Thursday 7 June 2012

'Vampire' Plague Victim: Remains Found In 16th Century Venice Grave Spur Scientific Debate


By: Charles Q. Choi, LiveScience Contributor 
Published: 05/30/2012 10:07 AM EDT on LiveScience
What may have been an exorcism of a vampire in Venice is now drawing bad blood among scientists arguing over whether gravediggers were attempting to defeat an undead monster.
The controversy begins with a mass grave of 16th-century plague victims on the Venetian island of Nuovo Lazzaretto. The remains of a woman there apparently had a brick shoved in her mouth, perhaps to exorcise the corpse in what may have been the first vampire burial known in archaeology, said forensic anthropologist Matteo Borrini of the University of Florence in Italy.
Vampire superstitions were common when plague devastated Europe, and much, if not all, of this folklore could be due to misconceptions about the natural stages of decomposition, Borrini said. The recently dead can often appear unnervingly alive. As the corpse's skin shrinks and pulls back, for example, hair and nails may appear to grow after death.

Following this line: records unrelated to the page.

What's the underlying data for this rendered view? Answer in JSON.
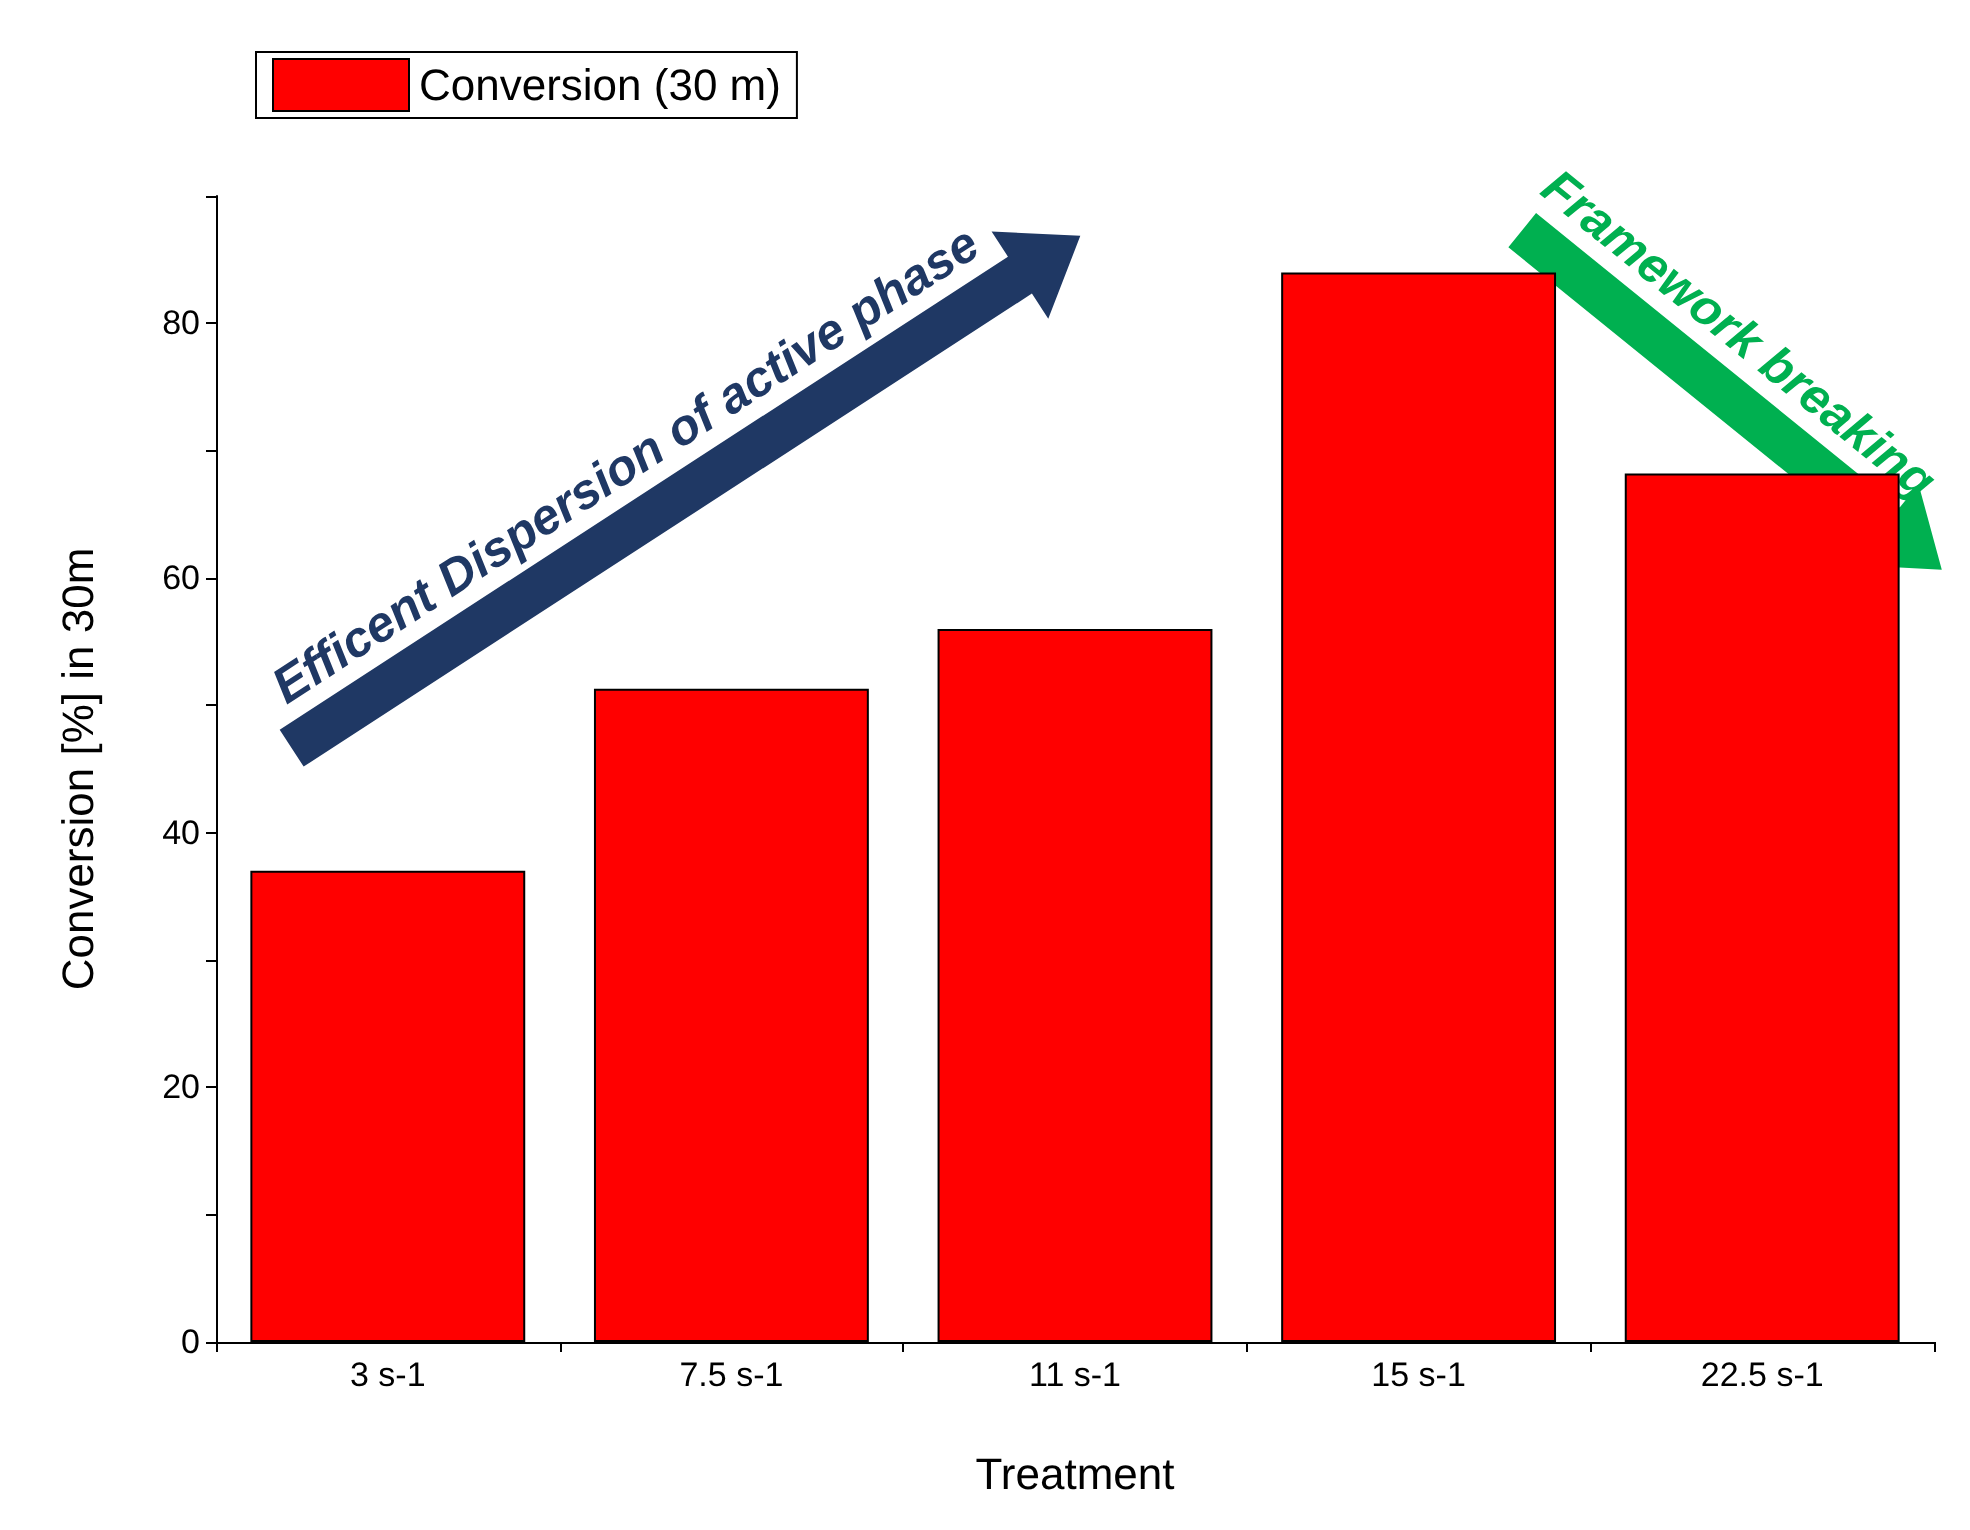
{
  "chart_data": {
    "type": "bar",
    "xlabel": "Treatment",
    "ylabel": "Conversion [%] in 30m",
    "categories": [
      "3 s-1",
      "7.5 s-1",
      "11 s-1",
      "15 s-1",
      "22.5 s-1"
    ],
    "series": [
      {
        "name": "Conversion (30 m)",
        "color": "#ff0000",
        "values": [
          37.0,
          51.3,
          56.0,
          84.0,
          68.2
        ]
      }
    ],
    "ylim": [
      0,
      90
    ],
    "yticks": [
      0,
      {
        "value": 10,
        "label": null
      },
      20,
      {
        "value": 30,
        "label": null
      },
      40,
      {
        "value": 50,
        "label": null
      },
      60,
      {
        "value": 70,
        "label": null
      },
      80,
      {
        "value": 90,
        "label": null
      }
    ],
    "grid": false,
    "legend": "top left",
    "annotations": [
      "Efficent Dispersion of active phase",
      "Framework breaking"
    ]
  }
}
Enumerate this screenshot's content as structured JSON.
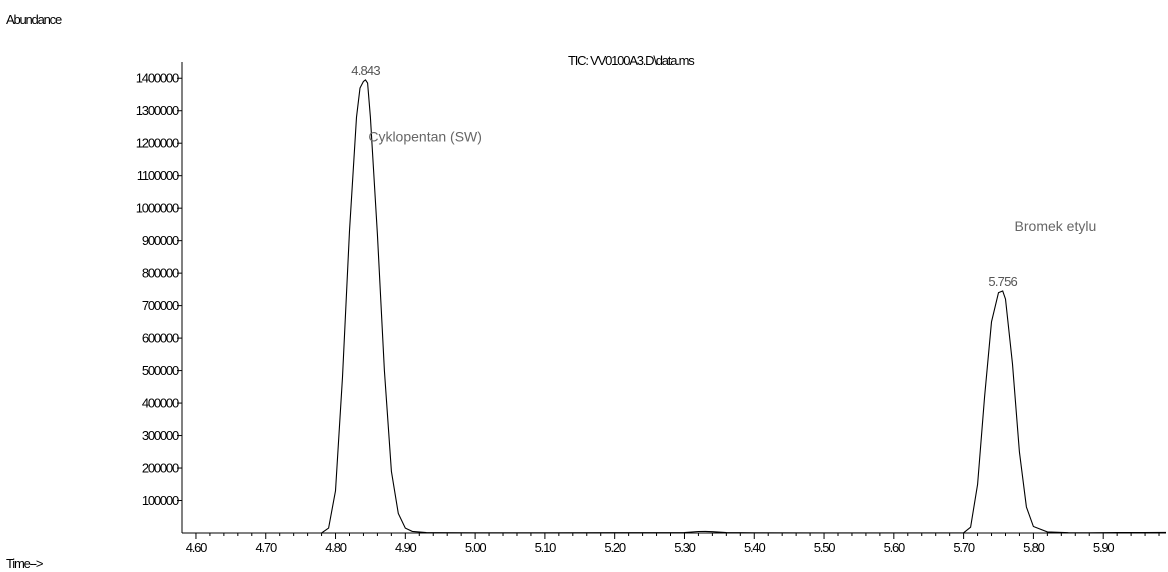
{
  "chart_data": {
    "type": "line",
    "title": "TIC: VV0100A3.D\\data.ms",
    "xlabel": "Time-->",
    "ylabel": "Abundance",
    "xlim": [
      4.58,
      5.99
    ],
    "ylim": [
      0,
      1450000
    ],
    "x_ticks": [
      "4.60",
      "4.70",
      "4.80",
      "4.90",
      "5.00",
      "5.10",
      "5.20",
      "5.30",
      "5.40",
      "5.50",
      "5.60",
      "5.70",
      "5.80",
      "5.90"
    ],
    "y_ticks": [
      "100000",
      "200000",
      "300000",
      "400000",
      "500000",
      "600000",
      "700000",
      "800000",
      "900000",
      "1000000",
      "1100000",
      "1200000",
      "1300000",
      "1400000"
    ],
    "series": [
      {
        "name": "",
        "x": [
          4.58,
          4.78,
          4.79,
          4.8,
          4.81,
          4.82,
          4.83,
          4.835,
          4.84,
          4.843,
          4.846,
          4.85,
          4.86,
          4.87,
          4.88,
          4.89,
          4.9,
          4.91,
          4.93,
          4.95,
          5.0,
          5.1,
          5.2,
          5.3,
          5.32,
          5.33,
          5.34,
          5.36,
          5.4,
          5.5,
          5.6,
          5.7,
          5.71,
          5.72,
          5.73,
          5.74,
          5.75,
          5.756,
          5.76,
          5.77,
          5.78,
          5.79,
          5.8,
          5.82,
          5.85,
          5.88,
          5.92,
          5.99
        ],
        "y": [
          0,
          0,
          15000,
          130000,
          480000,
          930000,
          1280000,
          1370000,
          1390000,
          1395000,
          1385000,
          1280000,
          920000,
          500000,
          190000,
          60000,
          15000,
          5000,
          1500,
          800,
          500,
          600,
          800,
          1500,
          4500,
          5000,
          4000,
          1200,
          500,
          400,
          400,
          600,
          18000,
          150000,
          420000,
          650000,
          740000,
          745000,
          720000,
          520000,
          250000,
          80000,
          20000,
          3500,
          1000,
          600,
          1200,
          2000
        ]
      }
    ],
    "peaks": [
      {
        "time": "4.843",
        "x": 4.843,
        "y": 1395000
      },
      {
        "time": "5.756",
        "x": 5.756,
        "y": 745000
      }
    ],
    "annotations": [
      {
        "text": "Cyklopentan (SW)",
        "x": 4.847,
        "y": 1205000
      },
      {
        "text": "Bromek etylu",
        "x": 5.773,
        "y": 930000
      }
    ]
  }
}
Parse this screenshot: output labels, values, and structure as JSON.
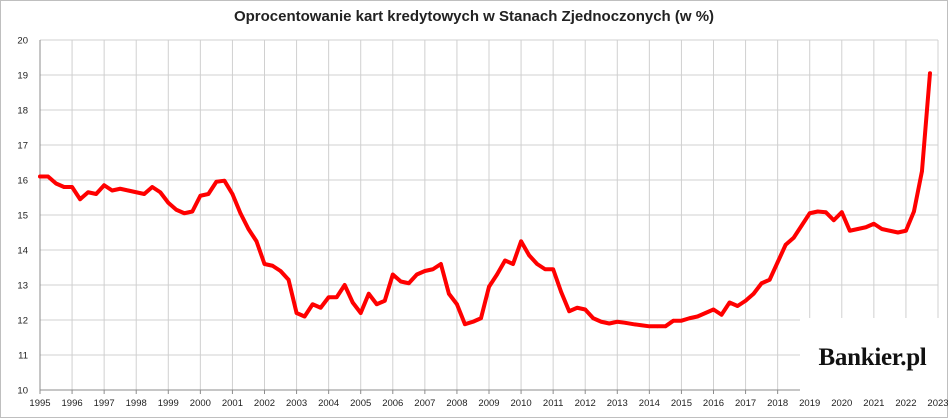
{
  "chart_data": {
    "type": "line",
    "title": "Oprocentowanie kart kredytowych w Stanach Zjednoczonych (w %)",
    "xlabel": "",
    "ylabel": "",
    "xlim": [
      1995,
      2023
    ],
    "ylim": [
      10,
      20
    ],
    "y_ticks": [
      10,
      11,
      12,
      13,
      14,
      15,
      16,
      17,
      18,
      19,
      20
    ],
    "x_ticks": [
      1995,
      1996,
      1997,
      1998,
      1999,
      2000,
      2001,
      2002,
      2003,
      2004,
      2005,
      2006,
      2007,
      2008,
      2009,
      2010,
      2011,
      2012,
      2013,
      2014,
      2015,
      2016,
      2017,
      2018,
      2019,
      2020,
      2021,
      2022,
      2023
    ],
    "grid": true,
    "legend": "none",
    "series": [
      {
        "color": "#ff0000",
        "x": [
          1995.0,
          1995.25,
          1995.5,
          1995.75,
          1996.0,
          1996.25,
          1996.5,
          1996.75,
          1997.0,
          1997.25,
          1997.5,
          1997.75,
          1998.0,
          1998.25,
          1998.5,
          1998.75,
          1999.0,
          1999.25,
          1999.5,
          1999.75,
          2000.0,
          2000.25,
          2000.5,
          2000.75,
          2001.0,
          2001.25,
          2001.5,
          2001.75,
          2002.0,
          2002.25,
          2002.5,
          2002.75,
          2003.0,
          2003.25,
          2003.5,
          2003.75,
          2004.0,
          2004.25,
          2004.5,
          2004.75,
          2005.0,
          2005.25,
          2005.5,
          2005.75,
          2006.0,
          2006.25,
          2006.5,
          2006.75,
          2007.0,
          2007.25,
          2007.5,
          2007.75,
          2008.0,
          2008.25,
          2008.5,
          2008.75,
          2009.0,
          2009.25,
          2009.5,
          2009.75,
          2010.0,
          2010.25,
          2010.5,
          2010.75,
          2011.0,
          2011.25,
          2011.5,
          2011.75,
          2012.0,
          2012.25,
          2012.5,
          2012.75,
          2013.0,
          2013.25,
          2013.5,
          2013.75,
          2014.0,
          2014.25,
          2014.5,
          2014.75,
          2015.0,
          2015.25,
          2015.5,
          2015.75,
          2016.0,
          2016.25,
          2016.5,
          2016.75,
          2017.0,
          2017.25,
          2017.5,
          2017.75,
          2018.0,
          2018.25,
          2018.5,
          2018.75,
          2019.0,
          2019.25,
          2019.5,
          2019.75,
          2020.0,
          2020.25,
          2020.5,
          2020.75,
          2021.0,
          2021.25,
          2021.5,
          2021.75,
          2022.0,
          2022.25,
          2022.5,
          2022.75
        ],
        "y": [
          16.1,
          16.1,
          15.9,
          15.8,
          15.8,
          15.45,
          15.65,
          15.6,
          15.85,
          15.7,
          15.75,
          15.7,
          15.65,
          15.6,
          15.8,
          15.65,
          15.35,
          15.15,
          15.05,
          15.1,
          15.55,
          15.6,
          15.95,
          15.98,
          15.6,
          15.05,
          14.6,
          14.25,
          13.6,
          13.55,
          13.4,
          13.15,
          12.2,
          12.1,
          12.45,
          12.35,
          12.65,
          12.65,
          13.0,
          12.5,
          12.2,
          12.75,
          12.45,
          12.55,
          13.3,
          13.1,
          13.05,
          13.3,
          13.4,
          13.45,
          13.6,
          12.75,
          12.45,
          11.88,
          11.95,
          12.05,
          12.95,
          13.3,
          13.7,
          13.6,
          14.25,
          13.85,
          13.6,
          13.45,
          13.45,
          12.8,
          12.25,
          12.35,
          12.3,
          12.05,
          11.95,
          11.9,
          11.95,
          11.92,
          11.88,
          11.85,
          11.82,
          11.82,
          11.82,
          11.98,
          11.98,
          12.05,
          12.1,
          12.2,
          12.3,
          12.15,
          12.5,
          12.4,
          12.55,
          12.75,
          13.05,
          13.15,
          13.65,
          14.15,
          14.35,
          14.7,
          15.05,
          15.1,
          15.08,
          14.85,
          15.08,
          14.55,
          14.6,
          14.65,
          14.75,
          14.6,
          14.55,
          14.5,
          14.55,
          15.1,
          16.25,
          19.05
        ]
      }
    ]
  },
  "branding": {
    "logo_text": "Bankier.pl"
  }
}
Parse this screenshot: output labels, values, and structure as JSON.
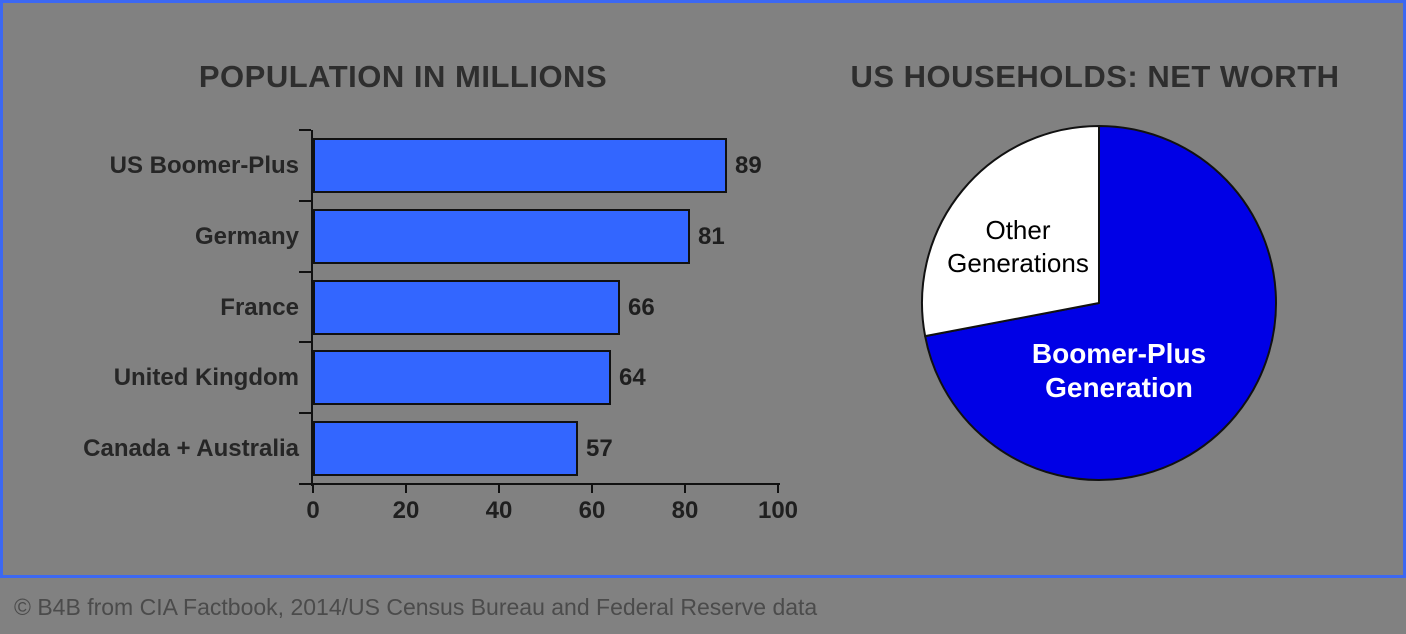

The remains of the woman were apparently wrapped in a shroud, based on the position of her collarbone, Borrini suggested. A corpse might appear to have chewed through its shroud because of corrosive fluids it spewed as it decayed, perhaps frightening gravediggers into thinking it was a vampire. 
Vampire myths link the monsters with contagions, and the plague ran rampant in Venice in 1576, killing as many as 50,000 people, nearly a third of the city, including famed Renaissance artist Titian. The gravediggers that ran across this corpse may have wanted to prevent a vampire from ravaging the city further with pestilence, Borrini and his colleague Emilio Nuzzolese suggested in the Journal of Forensic Sciences in 2010. The "vampire" has since been discussed on Italian national TV and a National Geographic documentary.